I’ve decided that they are called Caspar, Melchior, and Balthazar, in honour of the season in which I am stitching them.

State of the Tablecloth – 2

Basque And Herringbone Stitches
Basque And Herringbone Stitches

I like Basque Stitch – it has a family resemblance to blanket stitch, and recalls chain stitch as well, so it’s a good stitch to pull together a piece that includes both.

The inner petals are closed herringbone stitch. I’m determined to nail this stitch one of these days, but this is not that day.
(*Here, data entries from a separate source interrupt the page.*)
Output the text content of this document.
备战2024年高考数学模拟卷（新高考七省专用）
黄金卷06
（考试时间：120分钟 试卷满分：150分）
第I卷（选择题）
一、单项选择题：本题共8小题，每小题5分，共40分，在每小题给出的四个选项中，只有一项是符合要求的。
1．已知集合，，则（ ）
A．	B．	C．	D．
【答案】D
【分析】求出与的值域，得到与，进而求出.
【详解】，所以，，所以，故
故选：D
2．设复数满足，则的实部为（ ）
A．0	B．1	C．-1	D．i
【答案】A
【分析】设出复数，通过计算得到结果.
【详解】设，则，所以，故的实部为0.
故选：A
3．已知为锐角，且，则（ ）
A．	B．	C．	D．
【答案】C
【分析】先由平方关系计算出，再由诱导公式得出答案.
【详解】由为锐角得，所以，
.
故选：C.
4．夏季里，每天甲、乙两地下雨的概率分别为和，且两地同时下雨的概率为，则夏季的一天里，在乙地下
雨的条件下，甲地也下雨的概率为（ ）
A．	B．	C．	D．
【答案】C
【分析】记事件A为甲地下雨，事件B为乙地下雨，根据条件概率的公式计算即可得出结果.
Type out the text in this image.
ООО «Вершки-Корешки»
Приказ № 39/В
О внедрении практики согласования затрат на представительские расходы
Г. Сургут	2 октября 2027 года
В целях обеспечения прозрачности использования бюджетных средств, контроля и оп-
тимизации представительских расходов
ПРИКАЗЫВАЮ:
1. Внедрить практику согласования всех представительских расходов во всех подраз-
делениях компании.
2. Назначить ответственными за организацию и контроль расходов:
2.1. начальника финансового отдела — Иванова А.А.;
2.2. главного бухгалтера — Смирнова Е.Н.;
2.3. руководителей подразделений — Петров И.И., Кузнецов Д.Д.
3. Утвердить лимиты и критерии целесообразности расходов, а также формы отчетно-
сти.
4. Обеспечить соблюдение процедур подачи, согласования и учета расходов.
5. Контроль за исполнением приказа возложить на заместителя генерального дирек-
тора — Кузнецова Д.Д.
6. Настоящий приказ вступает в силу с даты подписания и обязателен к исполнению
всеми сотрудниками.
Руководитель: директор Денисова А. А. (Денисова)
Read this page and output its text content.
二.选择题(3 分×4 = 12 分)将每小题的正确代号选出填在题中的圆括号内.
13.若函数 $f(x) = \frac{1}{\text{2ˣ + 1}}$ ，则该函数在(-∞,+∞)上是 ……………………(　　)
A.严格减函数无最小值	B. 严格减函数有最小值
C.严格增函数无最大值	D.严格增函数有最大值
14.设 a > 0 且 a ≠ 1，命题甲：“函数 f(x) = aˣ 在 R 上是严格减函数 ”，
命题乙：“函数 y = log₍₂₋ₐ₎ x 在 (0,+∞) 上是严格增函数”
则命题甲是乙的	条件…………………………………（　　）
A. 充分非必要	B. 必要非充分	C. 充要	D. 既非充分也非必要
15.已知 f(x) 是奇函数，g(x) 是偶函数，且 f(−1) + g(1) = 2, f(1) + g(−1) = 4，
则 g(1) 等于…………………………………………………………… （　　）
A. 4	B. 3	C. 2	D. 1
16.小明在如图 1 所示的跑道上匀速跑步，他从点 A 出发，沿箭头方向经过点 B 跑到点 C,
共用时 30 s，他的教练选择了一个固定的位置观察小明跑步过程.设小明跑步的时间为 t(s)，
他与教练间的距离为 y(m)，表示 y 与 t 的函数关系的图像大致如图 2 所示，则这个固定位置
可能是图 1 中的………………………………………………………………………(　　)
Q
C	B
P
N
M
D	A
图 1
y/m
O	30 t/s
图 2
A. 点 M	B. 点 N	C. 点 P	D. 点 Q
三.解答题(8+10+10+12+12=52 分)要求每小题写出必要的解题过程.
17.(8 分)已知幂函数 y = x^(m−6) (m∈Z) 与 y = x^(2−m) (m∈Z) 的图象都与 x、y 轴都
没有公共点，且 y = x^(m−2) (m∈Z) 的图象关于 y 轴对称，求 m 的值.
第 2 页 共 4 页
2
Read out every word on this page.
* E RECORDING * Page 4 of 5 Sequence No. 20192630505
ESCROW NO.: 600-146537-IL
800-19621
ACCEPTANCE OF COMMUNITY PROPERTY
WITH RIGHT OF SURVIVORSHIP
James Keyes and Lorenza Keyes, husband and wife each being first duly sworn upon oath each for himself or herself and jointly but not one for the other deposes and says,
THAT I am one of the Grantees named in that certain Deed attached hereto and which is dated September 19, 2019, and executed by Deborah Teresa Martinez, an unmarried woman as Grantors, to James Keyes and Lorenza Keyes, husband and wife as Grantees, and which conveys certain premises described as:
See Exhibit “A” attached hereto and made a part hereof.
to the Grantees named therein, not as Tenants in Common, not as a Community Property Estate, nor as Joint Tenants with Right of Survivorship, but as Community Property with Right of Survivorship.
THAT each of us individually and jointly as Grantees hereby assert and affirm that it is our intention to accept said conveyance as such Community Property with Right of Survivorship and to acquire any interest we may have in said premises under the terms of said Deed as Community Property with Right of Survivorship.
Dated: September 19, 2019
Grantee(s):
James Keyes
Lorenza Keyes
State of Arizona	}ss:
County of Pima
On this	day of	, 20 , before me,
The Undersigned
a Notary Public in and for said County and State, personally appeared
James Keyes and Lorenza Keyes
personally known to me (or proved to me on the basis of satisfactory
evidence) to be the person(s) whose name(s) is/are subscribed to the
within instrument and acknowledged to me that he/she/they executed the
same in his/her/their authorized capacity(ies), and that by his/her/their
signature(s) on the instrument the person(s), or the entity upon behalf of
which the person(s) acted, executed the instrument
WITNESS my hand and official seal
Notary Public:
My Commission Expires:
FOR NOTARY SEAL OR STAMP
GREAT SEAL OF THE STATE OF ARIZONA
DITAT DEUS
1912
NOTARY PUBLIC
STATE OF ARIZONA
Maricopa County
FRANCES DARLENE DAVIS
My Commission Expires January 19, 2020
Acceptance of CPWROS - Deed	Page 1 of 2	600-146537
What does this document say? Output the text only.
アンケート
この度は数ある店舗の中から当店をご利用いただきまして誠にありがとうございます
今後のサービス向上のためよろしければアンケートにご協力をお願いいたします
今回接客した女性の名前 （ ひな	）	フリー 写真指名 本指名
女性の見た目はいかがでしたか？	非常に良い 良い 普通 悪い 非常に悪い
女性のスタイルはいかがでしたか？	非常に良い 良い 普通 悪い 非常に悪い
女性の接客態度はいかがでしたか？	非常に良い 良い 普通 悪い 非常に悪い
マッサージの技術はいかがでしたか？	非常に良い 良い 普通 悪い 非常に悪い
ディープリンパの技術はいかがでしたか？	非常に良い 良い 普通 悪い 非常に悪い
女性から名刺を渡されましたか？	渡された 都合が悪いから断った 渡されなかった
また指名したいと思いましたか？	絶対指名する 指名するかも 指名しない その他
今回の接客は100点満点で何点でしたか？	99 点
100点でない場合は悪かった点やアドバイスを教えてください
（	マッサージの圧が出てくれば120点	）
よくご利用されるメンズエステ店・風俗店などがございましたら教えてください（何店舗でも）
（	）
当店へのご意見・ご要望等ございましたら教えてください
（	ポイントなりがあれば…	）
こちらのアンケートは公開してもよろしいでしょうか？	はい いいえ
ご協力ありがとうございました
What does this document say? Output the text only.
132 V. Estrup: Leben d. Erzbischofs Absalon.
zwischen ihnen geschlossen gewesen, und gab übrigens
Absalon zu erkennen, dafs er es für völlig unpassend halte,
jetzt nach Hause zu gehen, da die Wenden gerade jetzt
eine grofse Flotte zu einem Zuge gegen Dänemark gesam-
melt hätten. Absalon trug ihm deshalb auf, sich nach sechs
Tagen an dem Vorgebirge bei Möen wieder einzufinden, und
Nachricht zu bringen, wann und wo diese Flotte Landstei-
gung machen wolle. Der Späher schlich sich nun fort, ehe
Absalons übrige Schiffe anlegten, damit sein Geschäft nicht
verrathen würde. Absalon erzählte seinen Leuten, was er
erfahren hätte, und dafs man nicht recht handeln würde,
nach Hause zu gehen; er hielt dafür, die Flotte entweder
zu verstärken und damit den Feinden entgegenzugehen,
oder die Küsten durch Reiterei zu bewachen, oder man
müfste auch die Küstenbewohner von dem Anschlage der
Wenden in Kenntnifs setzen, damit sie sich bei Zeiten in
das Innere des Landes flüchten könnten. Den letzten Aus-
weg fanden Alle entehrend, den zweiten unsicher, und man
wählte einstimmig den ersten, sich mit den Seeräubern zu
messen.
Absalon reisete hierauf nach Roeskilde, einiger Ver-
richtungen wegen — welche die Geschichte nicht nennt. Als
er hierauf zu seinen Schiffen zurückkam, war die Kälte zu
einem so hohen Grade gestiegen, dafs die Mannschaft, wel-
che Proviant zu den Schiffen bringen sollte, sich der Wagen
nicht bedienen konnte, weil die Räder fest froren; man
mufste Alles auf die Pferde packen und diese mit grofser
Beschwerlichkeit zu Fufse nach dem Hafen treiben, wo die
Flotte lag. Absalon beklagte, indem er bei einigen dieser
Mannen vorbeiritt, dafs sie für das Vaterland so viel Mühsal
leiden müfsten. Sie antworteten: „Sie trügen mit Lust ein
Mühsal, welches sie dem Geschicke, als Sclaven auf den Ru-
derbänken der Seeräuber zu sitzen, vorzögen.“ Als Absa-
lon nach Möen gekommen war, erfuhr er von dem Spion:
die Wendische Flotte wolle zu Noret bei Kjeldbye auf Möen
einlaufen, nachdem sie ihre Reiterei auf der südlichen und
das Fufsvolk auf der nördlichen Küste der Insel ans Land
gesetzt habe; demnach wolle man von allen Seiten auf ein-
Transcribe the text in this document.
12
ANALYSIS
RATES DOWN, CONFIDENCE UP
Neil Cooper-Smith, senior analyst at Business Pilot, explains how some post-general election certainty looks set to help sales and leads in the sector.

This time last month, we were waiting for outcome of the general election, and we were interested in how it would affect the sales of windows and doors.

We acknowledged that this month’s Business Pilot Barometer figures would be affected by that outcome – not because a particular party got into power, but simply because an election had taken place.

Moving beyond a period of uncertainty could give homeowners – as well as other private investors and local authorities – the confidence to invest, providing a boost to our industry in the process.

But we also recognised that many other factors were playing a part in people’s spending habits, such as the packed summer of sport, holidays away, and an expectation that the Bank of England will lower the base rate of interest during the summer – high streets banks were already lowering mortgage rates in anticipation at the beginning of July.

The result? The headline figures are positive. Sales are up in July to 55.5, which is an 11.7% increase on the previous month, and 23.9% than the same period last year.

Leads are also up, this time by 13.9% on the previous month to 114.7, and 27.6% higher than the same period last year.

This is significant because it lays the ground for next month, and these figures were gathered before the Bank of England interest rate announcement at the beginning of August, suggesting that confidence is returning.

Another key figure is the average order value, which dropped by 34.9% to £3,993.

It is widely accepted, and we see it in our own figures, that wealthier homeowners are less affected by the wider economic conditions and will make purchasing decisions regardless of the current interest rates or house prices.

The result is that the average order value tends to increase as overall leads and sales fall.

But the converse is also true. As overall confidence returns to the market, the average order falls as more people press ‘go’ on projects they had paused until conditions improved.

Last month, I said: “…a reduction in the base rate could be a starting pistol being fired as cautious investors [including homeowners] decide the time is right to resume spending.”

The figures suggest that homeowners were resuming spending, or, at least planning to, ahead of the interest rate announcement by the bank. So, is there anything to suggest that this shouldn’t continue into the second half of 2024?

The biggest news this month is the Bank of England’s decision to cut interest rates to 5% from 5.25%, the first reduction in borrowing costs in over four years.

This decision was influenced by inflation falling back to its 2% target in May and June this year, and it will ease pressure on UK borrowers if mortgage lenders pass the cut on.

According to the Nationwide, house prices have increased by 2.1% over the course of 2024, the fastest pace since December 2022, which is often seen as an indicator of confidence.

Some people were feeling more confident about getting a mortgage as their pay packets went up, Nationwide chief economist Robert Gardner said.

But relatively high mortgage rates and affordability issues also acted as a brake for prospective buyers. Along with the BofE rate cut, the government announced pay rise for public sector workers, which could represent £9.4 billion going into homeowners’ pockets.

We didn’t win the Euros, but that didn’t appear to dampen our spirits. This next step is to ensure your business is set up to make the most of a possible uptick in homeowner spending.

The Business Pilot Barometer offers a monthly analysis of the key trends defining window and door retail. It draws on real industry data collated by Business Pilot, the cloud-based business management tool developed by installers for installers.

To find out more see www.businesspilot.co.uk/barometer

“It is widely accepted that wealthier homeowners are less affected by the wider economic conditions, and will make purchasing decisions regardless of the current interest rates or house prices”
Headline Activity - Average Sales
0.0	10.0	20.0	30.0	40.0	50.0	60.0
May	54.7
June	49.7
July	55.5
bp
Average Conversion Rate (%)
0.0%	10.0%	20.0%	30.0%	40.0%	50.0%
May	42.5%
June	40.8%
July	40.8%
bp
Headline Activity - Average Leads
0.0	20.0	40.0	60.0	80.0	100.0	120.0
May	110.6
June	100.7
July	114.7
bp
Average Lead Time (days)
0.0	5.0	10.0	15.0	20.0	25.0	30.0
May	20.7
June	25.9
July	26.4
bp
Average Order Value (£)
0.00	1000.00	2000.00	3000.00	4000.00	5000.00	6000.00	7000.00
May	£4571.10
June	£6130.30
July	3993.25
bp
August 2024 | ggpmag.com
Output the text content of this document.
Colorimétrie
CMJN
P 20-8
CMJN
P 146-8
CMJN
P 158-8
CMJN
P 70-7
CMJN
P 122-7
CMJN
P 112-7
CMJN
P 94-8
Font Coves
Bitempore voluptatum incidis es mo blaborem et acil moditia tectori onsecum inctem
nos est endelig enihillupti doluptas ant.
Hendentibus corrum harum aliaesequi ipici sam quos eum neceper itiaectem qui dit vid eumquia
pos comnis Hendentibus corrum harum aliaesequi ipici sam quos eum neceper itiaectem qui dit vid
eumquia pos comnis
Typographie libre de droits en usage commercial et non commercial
It was a constant battle, and it looks a bit raggy.

Although not raggy enough for me to unpick it!

Blanket Variation
Blanket Variation

I unpicked and tried several variations for this one, and I’m still not sure of it.

The centre is a spiral of stem stitch, and the blue is the one from the tulip in the previous post.

The outer petals are in fishbone stitch, and the inner petals are in another blanket stitch variation. I think I may have got this one from one of Edith John’s books, and I’m pretty sure it will look much better once the transfer has been washed off. If not, I may have to re-stitch yet again!

Vandyke Stitch
Vandyke Stitch

I think I suggested these might be harebells, or something similar. They are worked in Vandyke stitch, and although they do create a strong effect, it may be a bit busy.

Whatever else it is, this will be a wildly colourful tablecloth!